SK Court of Appeal Holds SK Farm Security Act Inapplicable to SK Agricultural BIA Receiverships


This post was written prior to our January 2017 merger, under our previous firm name, MacPherson Leslie & Tyerman LLP.

A recent decision of the Saskatchewan Court of Appeal has clarified and confirmed that Part II of The Saskatchewan Farm Security Act, S.S. 1988-89, c. S-17.1 (the “SFSA”) does not apply to applications for Orders to appoint a receiver of Saskatchewan agricultural enterprises which are commenced under section 243 of the Bankruptcy and Insolvency Act, R.S.C. 1985, c. B-3 (the “BIA”).

In Lemare Lake Logging Ltd. v. 3L Cattle Company Ltd. and The Attorney General For Saskatchewan, 2014 SKCA 35, a secured creditor applied for an Order appointing a receiver of a Saskatchewan cattle ranching corporation pursuant to section 243 of the federal BIA. The ranch enterprise argued that the receivership application was a nullity, owing to the fact that, prior to commencing the section 243 BIA interim receivership application, the secured creditor had failed to comply with Part II of the provincial SFSA.

Part II of the SFSA is an elaborate provincial legislative regime which governs actions with respect to Saskatchewan farmland. Section 11(1) of the SFSA provides that no person may commence an action with respect to a mortgage on Saskatchewan farmland without first obtaining leave of the Court to do so.

In order to obtain section 11(1) SFSA leave, a secured creditor is required to participate in a process requiring: (a) the secured creditor to serve a 150-day notice of intention on the mortgagor and on the Farm Land Security Board (the “FLSB”); (b) the secured creditor to participate in mandatory mediation with the mortgagor; (c) the FLSB to prepare a Report addressing whether the mortgagor has a reasonable possibility of meeting its obligations under the mortgage and whether it is making a sincere and reasonable effort to meet its obligations under the mortgage; (d) the Court hearing the leave application being required to start from a presumption that the mortgagor has a reasonable possibility of meeting its obligations under the mortgage and has been making a sincere and reasonable effort to meet its obligations under the mortgage; (e) the secured creditor being required to prove that the mortgagor has no reasonable possibility of meeting its obligations under the mortgage or that the mortgagor has not been making a sincere and reasonable effort to meet its obligations under the mortgage, failing which the leave application will be dismissed; and (f) even if the secured creditor meets this burden of proof, if the Court is not otherwise satisfied that it was just and equitable according to the purpose and spirit of the SFSA to make the Order, the Court is required to dismiss the SFSA leave application.

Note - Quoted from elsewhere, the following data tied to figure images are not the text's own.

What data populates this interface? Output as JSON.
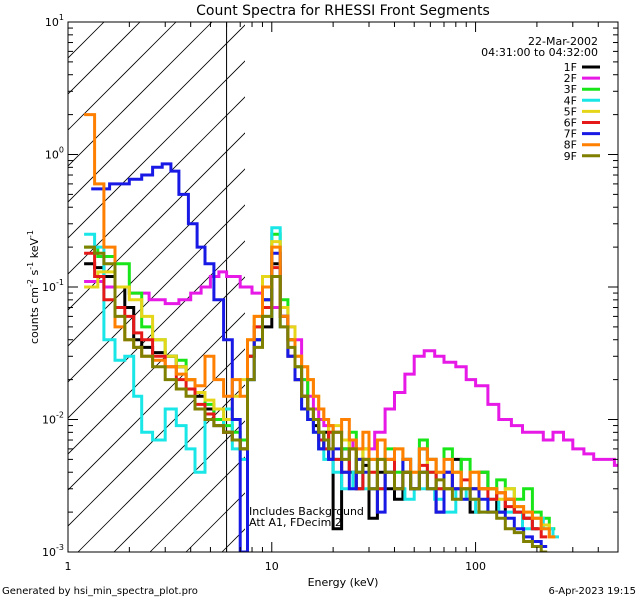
{
  "chart_data": {
    "type": "line",
    "title": "Count Spectra for RHESSI Front Segments",
    "date_label": "22-Mar-2002",
    "time_range": "04:31:00 to 04:32:00",
    "xlabel": "Energy (keV)",
    "ylabel": {
      "base": "counts cm",
      "exp1": "-2",
      "mid": " s",
      "exp2": "-1",
      "unit": " keV",
      "exp3": "-1"
    },
    "xscale": "log",
    "yscale": "log",
    "xlim": [
      1,
      500
    ],
    "ylim": [
      0.001,
      10
    ],
    "x_ticks": [
      {
        "value": 1,
        "label": "1"
      },
      {
        "value": 10,
        "label": "10"
      },
      {
        "value": 100,
        "label": "100"
      }
    ],
    "y_ticks": [
      {
        "value": 0.001,
        "base": "10",
        "exp": "-3"
      },
      {
        "value": 0.01,
        "base": "10",
        "exp": "-2"
      },
      {
        "value": 0.1,
        "base": "10",
        "exp": "-1"
      },
      {
        "value": 1,
        "base": "10",
        "exp": "0"
      },
      {
        "value": 10,
        "base": "10",
        "exp": "1"
      }
    ],
    "hatched_region_x": [
      1,
      6
    ],
    "annotations": [
      "Includes Background",
      "Att A1, FDecim 2"
    ],
    "series": [
      {
        "name": "1F",
        "color": "#000000",
        "x": [
          1.2,
          1.35,
          1.5,
          1.7,
          1.9,
          2.1,
          2.3,
          2.6,
          3,
          3.4,
          3.8,
          4.2,
          4.7,
          5.2,
          5.8,
          6.4,
          7,
          7.6,
          8.2,
          9,
          10,
          11,
          12,
          13,
          14,
          15,
          16,
          17,
          18,
          19,
          20,
          22,
          24,
          26,
          28,
          30,
          33,
          36,
          40,
          44,
          48,
          53,
          58,
          64,
          70,
          77,
          85,
          94,
          104,
          115,
          127,
          140,
          155,
          172,
          190
        ],
        "values": [
          0.15,
          0.14,
          0.12,
          0.1,
          0.07,
          0.04,
          0.035,
          0.032,
          0.03,
          0.025,
          0.02,
          0.015,
          0.012,
          0.01,
          0.008,
          0.007,
          0.006,
          0.03,
          0.04,
          0.05,
          0.15,
          0.06,
          0.04,
          0.02,
          0.015,
          0.01,
          0.009,
          0.006,
          0.008,
          0.005,
          0.0015,
          0.006,
          0.004,
          0.003,
          0.0045,
          0.0018,
          0.004,
          0.003,
          0.0025,
          0.004,
          0.003,
          0.006,
          0.005,
          0.002,
          0.003,
          0.005,
          0.003,
          0.002,
          0.004,
          0.003,
          0.002,
          0.0025,
          0.002,
          0.0018,
          0.0015
        ]
      },
      {
        "name": "2F",
        "color": "#e619e6",
        "x": [
          1.2,
          1.5,
          2,
          2.5,
          3,
          3.5,
          4,
          4.5,
          5,
          5.5,
          6,
          7,
          8,
          9,
          10,
          11,
          12,
          13,
          14,
          15,
          16,
          17,
          18,
          20,
          22,
          25,
          28,
          32,
          36,
          40,
          45,
          50,
          56,
          63,
          70,
          80,
          90,
          100,
          115,
          130,
          150,
          170,
          190,
          215,
          240,
          270,
          300,
          340,
          380,
          430,
          480
        ],
        "values": [
          0.11,
          0.1,
          0.09,
          0.08,
          0.075,
          0.08,
          0.09,
          0.1,
          0.12,
          0.13,
          0.12,
          0.1,
          0.09,
          0.08,
          0.07,
          0.06,
          0.05,
          0.04,
          0.02,
          0.015,
          0.012,
          0.01,
          0.009,
          0.008,
          0.007,
          0.006,
          0.006,
          0.008,
          0.012,
          0.016,
          0.022,
          0.03,
          0.033,
          0.03,
          0.027,
          0.025,
          0.02,
          0.018,
          0.013,
          0.01,
          0.009,
          0.008,
          0.008,
          0.007,
          0.008,
          0.007,
          0.006,
          0.0055,
          0.005,
          0.005,
          0.0045
        ]
      },
      {
        "name": "3F",
        "color": "#19e619",
        "x": [
          1.2,
          1.4,
          1.7,
          2,
          2.3,
          2.6,
          3,
          3.4,
          3.8,
          4.2,
          4.7,
          5.2,
          5.8,
          6.4,
          7,
          7.6,
          8.2,
          9,
          10,
          11,
          12,
          13,
          14,
          15,
          16,
          17,
          18,
          19,
          20,
          22,
          24,
          26,
          28,
          30,
          33,
          36,
          40,
          44,
          48,
          53,
          58,
          64,
          70,
          77,
          85,
          94,
          104,
          115,
          127,
          140,
          155,
          172,
          190,
          210,
          230
        ],
        "values": [
          0.2,
          0.17,
          0.15,
          0.09,
          0.05,
          0.04,
          0.03,
          0.028,
          0.02,
          0.016,
          0.013,
          0.01,
          0.009,
          0.008,
          0.007,
          0.03,
          0.05,
          0.08,
          0.25,
          0.08,
          0.04,
          0.025,
          0.02,
          0.012,
          0.01,
          0.008,
          0.006,
          0.009,
          0.005,
          0.006,
          0.008,
          0.004,
          0.006,
          0.005,
          0.003,
          0.006,
          0.004,
          0.005,
          0.003,
          0.007,
          0.004,
          0.003,
          0.006,
          0.004,
          0.005,
          0.003,
          0.004,
          0.003,
          0.0035,
          0.003,
          0.0025,
          0.003,
          0.002,
          0.0018,
          0.0015
        ]
      },
      {
        "name": "4F",
        "color": "#19e6e6",
        "x": [
          1.2,
          1.35,
          1.5,
          1.7,
          1.9,
          2.1,
          2.3,
          2.6,
          3,
          3.4,
          3.8,
          4.2,
          4.7,
          5.2,
          5.8,
          6.4,
          7,
          7.6,
          8.2,
          9,
          10,
          11,
          12,
          13,
          14,
          15,
          16,
          17,
          18,
          20,
          22,
          25,
          28,
          32,
          36,
          40,
          45,
          50,
          56,
          63,
          70,
          80,
          90,
          100,
          115,
          130,
          150,
          170,
          190,
          215,
          240
        ],
        "values": [
          0.25,
          0.2,
          0.04,
          0.028,
          0.03,
          0.015,
          0.008,
          0.007,
          0.012,
          0.009,
          0.006,
          0.004,
          0.01,
          0.009,
          0.012,
          0.006,
          0.005,
          0.02,
          0.04,
          0.06,
          0.28,
          0.05,
          0.03,
          0.02,
          0.012,
          0.01,
          0.008,
          0.006,
          0.005,
          0.004,
          0.003,
          0.004,
          0.003,
          0.003,
          0.004,
          0.003,
          0.0025,
          0.003,
          0.003,
          0.0025,
          0.002,
          0.003,
          0.0025,
          0.002,
          0.0025,
          0.002,
          0.002,
          0.0015,
          0.0018,
          0.0015,
          0.0013
        ]
      },
      {
        "name": "5F",
        "color": "#e6d619",
        "x": [
          1.2,
          1.4,
          1.7,
          2,
          2.3,
          2.6,
          3,
          3.4,
          3.8,
          4.2,
          4.7,
          5.2,
          5.8,
          6.4,
          7,
          7.6,
          8.2,
          9,
          10,
          11,
          12,
          13,
          14,
          15,
          16,
          17,
          18,
          19,
          20,
          22,
          24,
          26,
          28,
          30,
          33,
          36,
          40,
          44,
          48,
          53,
          58,
          64,
          70,
          77,
          85,
          94,
          104,
          115,
          127,
          140,
          155,
          172,
          190,
          210,
          230
        ],
        "values": [
          0.1,
          0.13,
          0.1,
          0.08,
          0.06,
          0.04,
          0.03,
          0.025,
          0.02,
          0.016,
          0.014,
          0.012,
          0.01,
          0.015,
          0.02,
          0.04,
          0.06,
          0.12,
          0.22,
          0.07,
          0.05,
          0.03,
          0.025,
          0.02,
          0.015,
          0.012,
          0.01,
          0.008,
          0.009,
          0.007,
          0.006,
          0.005,
          0.006,
          0.004,
          0.005,
          0.004,
          0.006,
          0.005,
          0.004,
          0.004,
          0.005,
          0.004,
          0.003,
          0.004,
          0.003,
          0.004,
          0.003,
          0.003,
          0.0025,
          0.003,
          0.0022,
          0.002,
          0.0018,
          0.0016,
          0.0013
        ]
      },
      {
        "name": "6F",
        "color": "#e61919",
        "x": [
          1.2,
          1.35,
          1.5,
          1.7,
          1.9,
          2.1,
          2.3,
          2.6,
          3,
          3.4,
          3.8,
          4.2,
          4.7,
          5.2,
          5.8,
          6.4,
          7,
          7.6,
          8.2,
          9,
          10,
          11,
          12,
          13,
          14,
          15,
          16,
          17,
          18,
          19,
          20,
          22,
          24,
          26,
          28,
          30,
          33,
          36,
          40,
          44,
          48,
          53,
          58,
          64,
          70,
          77,
          85,
          94,
          104,
          115,
          127,
          140,
          155,
          172,
          190,
          210
        ],
        "values": [
          0.18,
          0.12,
          0.08,
          0.07,
          0.06,
          0.045,
          0.04,
          0.03,
          0.025,
          0.02,
          0.017,
          0.013,
          0.011,
          0.009,
          0.008,
          0.007,
          0.006,
          0.03,
          0.05,
          0.07,
          0.14,
          0.06,
          0.03,
          0.02,
          0.015,
          0.012,
          0.01,
          0.007,
          0.006,
          0.008,
          0.005,
          0.004,
          0.006,
          0.003,
          0.005,
          0.004,
          0.003,
          0.005,
          0.003,
          0.004,
          0.003,
          0.0045,
          0.004,
          0.003,
          0.004,
          0.003,
          0.0035,
          0.003,
          0.003,
          0.0025,
          0.0028,
          0.0022,
          0.002,
          0.0018,
          0.0015,
          0.0013
        ]
      },
      {
        "name": "7F",
        "color": "#1919e6",
        "x": [
          1.3,
          1.6,
          2,
          2.3,
          2.6,
          2.9,
          3.2,
          3.5,
          3.9,
          4.3,
          4.7,
          5.2,
          5.8,
          6.4,
          7,
          7.6,
          8.2,
          9,
          10,
          11,
          12,
          13,
          14,
          15,
          16,
          17,
          18,
          19,
          20,
          22,
          24,
          26,
          28,
          30,
          33,
          36,
          40,
          44,
          48,
          53,
          58,
          64,
          70,
          77,
          85,
          94,
          104,
          115,
          127,
          140,
          155,
          172,
          190,
          210
        ],
        "values": [
          0.55,
          0.6,
          0.65,
          0.7,
          0.8,
          0.85,
          0.75,
          0.5,
          0.3,
          0.2,
          0.15,
          0.08,
          0.04,
          0.01,
          0.001,
          0.02,
          0.04,
          0.08,
          0.18,
          0.06,
          0.03,
          0.02,
          0.012,
          0.01,
          0.008,
          0.006,
          0.007,
          0.005,
          0.006,
          0.004,
          0.003,
          0.005,
          0.004,
          0.003,
          0.002,
          0.004,
          0.003,
          0.005,
          0.003,
          0.004,
          0.003,
          0.002,
          0.004,
          0.003,
          0.0025,
          0.003,
          0.0025,
          0.002,
          0.002,
          0.0018,
          0.0015,
          0.0013,
          0.0012,
          0.0011
        ]
      },
      {
        "name": "8F",
        "color": "#ff7f00",
        "x": [
          1.2,
          1.35,
          1.5,
          1.7,
          1.9,
          2.1,
          2.3,
          2.6,
          3,
          3.4,
          3.8,
          4.2,
          4.7,
          5.2,
          5.8,
          6.4,
          7,
          7.6,
          8.2,
          9,
          10,
          11,
          12,
          13,
          14,
          15,
          16,
          17,
          18,
          19,
          20,
          22,
          24,
          26,
          28,
          30,
          33,
          36,
          40,
          44,
          48,
          53,
          58,
          64,
          70,
          77,
          85,
          94,
          104,
          115,
          127,
          140,
          155,
          172,
          190,
          210,
          230
        ],
        "values": [
          2,
          0.6,
          0.2,
          0.05,
          0.04,
          0.035,
          0.03,
          0.028,
          0.025,
          0.022,
          0.02,
          0.018,
          0.03,
          0.02,
          0.015,
          0.02,
          0.015,
          0.04,
          0.06,
          0.1,
          0.2,
          0.06,
          0.04,
          0.03,
          0.025,
          0.02,
          0.015,
          0.012,
          0.01,
          0.009,
          0.008,
          0.01,
          0.007,
          0.006,
          0.008,
          0.005,
          0.007,
          0.005,
          0.006,
          0.005,
          0.004,
          0.006,
          0.005,
          0.004,
          0.005,
          0.004,
          0.003,
          0.004,
          0.003,
          0.003,
          0.0028,
          0.0025,
          0.0022,
          0.002,
          0.0018,
          0.0015,
          0.0013
        ]
      },
      {
        "name": "9F",
        "color": "#7f7f00",
        "x": [
          1.2,
          1.35,
          1.5,
          1.7,
          1.9,
          2.1,
          2.3,
          2.6,
          3,
          3.4,
          3.8,
          4.2,
          4.7,
          5.2,
          5.8,
          6.4,
          7,
          7.6,
          8.2,
          9,
          10,
          11,
          12,
          13,
          14,
          15,
          16,
          17,
          18,
          19,
          20,
          22,
          24,
          26,
          28,
          30,
          33,
          36,
          40,
          44,
          48,
          53,
          58,
          64,
          70,
          77,
          85,
          94,
          104,
          115,
          127,
          140,
          155,
          172,
          190,
          210
        ],
        "values": [
          0.2,
          0.18,
          0.15,
          0.06,
          0.04,
          0.035,
          0.03,
          0.025,
          0.02,
          0.017,
          0.015,
          0.012,
          0.01,
          0.009,
          0.008,
          0.007,
          0.006,
          0.02,
          0.035,
          0.06,
          0.12,
          0.05,
          0.035,
          0.025,
          0.015,
          0.012,
          0.01,
          0.008,
          0.007,
          0.006,
          0.008,
          0.005,
          0.006,
          0.004,
          0.005,
          0.003,
          0.005,
          0.004,
          0.003,
          0.004,
          0.003,
          0.004,
          0.003,
          0.0035,
          0.003,
          0.0025,
          0.003,
          0.0025,
          0.002,
          0.002,
          0.0018,
          0.0015,
          0.0014,
          0.0012,
          0.0011,
          0.001
        ]
      }
    ]
  },
  "footer": {
    "generator": "Generated by hsi_min_spectra_plot.pro",
    "timestamp": "6-Apr-2023 19:15"
  }
}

In the Court of Queen’s Bench For Saskatchewan, the secured creditor’s section 243 BIA application to appoint a receiver of the ranch was dismissed on grounds that (among other things) the secured creditor had failed to comply with Part II of the SFSA.

The Saskatchewan Court of Appeal held that Part II of the SFSA was rendered inoperative because of the doctrine of federal paramountcy. Specifically, the Saskatchewan Court of Appeal held that Part II of the SFSA frustrated the purpose of section 243 of the BIA. The Court ruled that “the effectiveness, and ultimately the purpose, of s. 243(1) of the BIA is undermined very substantially by Part II of the SFSA”. The result was that the Court of Appeal concluded that Part II of the SFSA is inoperative in circumstances where an application is made to appoint a receiver pursuant to s. 243(1) of the BIA.

The Court of Appeal ultimately dismissed the appeal on grounds that, on the merits, the Court of Queen’s Bench Judge had not erred in her ultimate decision to refrain from appointing a receiver on grounds that it was not “just or convenient” to do so. The Court of Appeal concluded that the secured creditor should proceed against the mortgagor by means of foreclosure.

The Saskatchewan Court of Appeal decision in Lemare Lake Logging Ltd. establishes conclusively that secured creditors commencing section 243 BIA applications to appoint receivers of Saskatchewan agricultural enterprises are not required to comply with Part II of the SFSA.

The Attorney General For Saskatchewan has applied for leave to appeal the decision to the Supreme Court of Canada.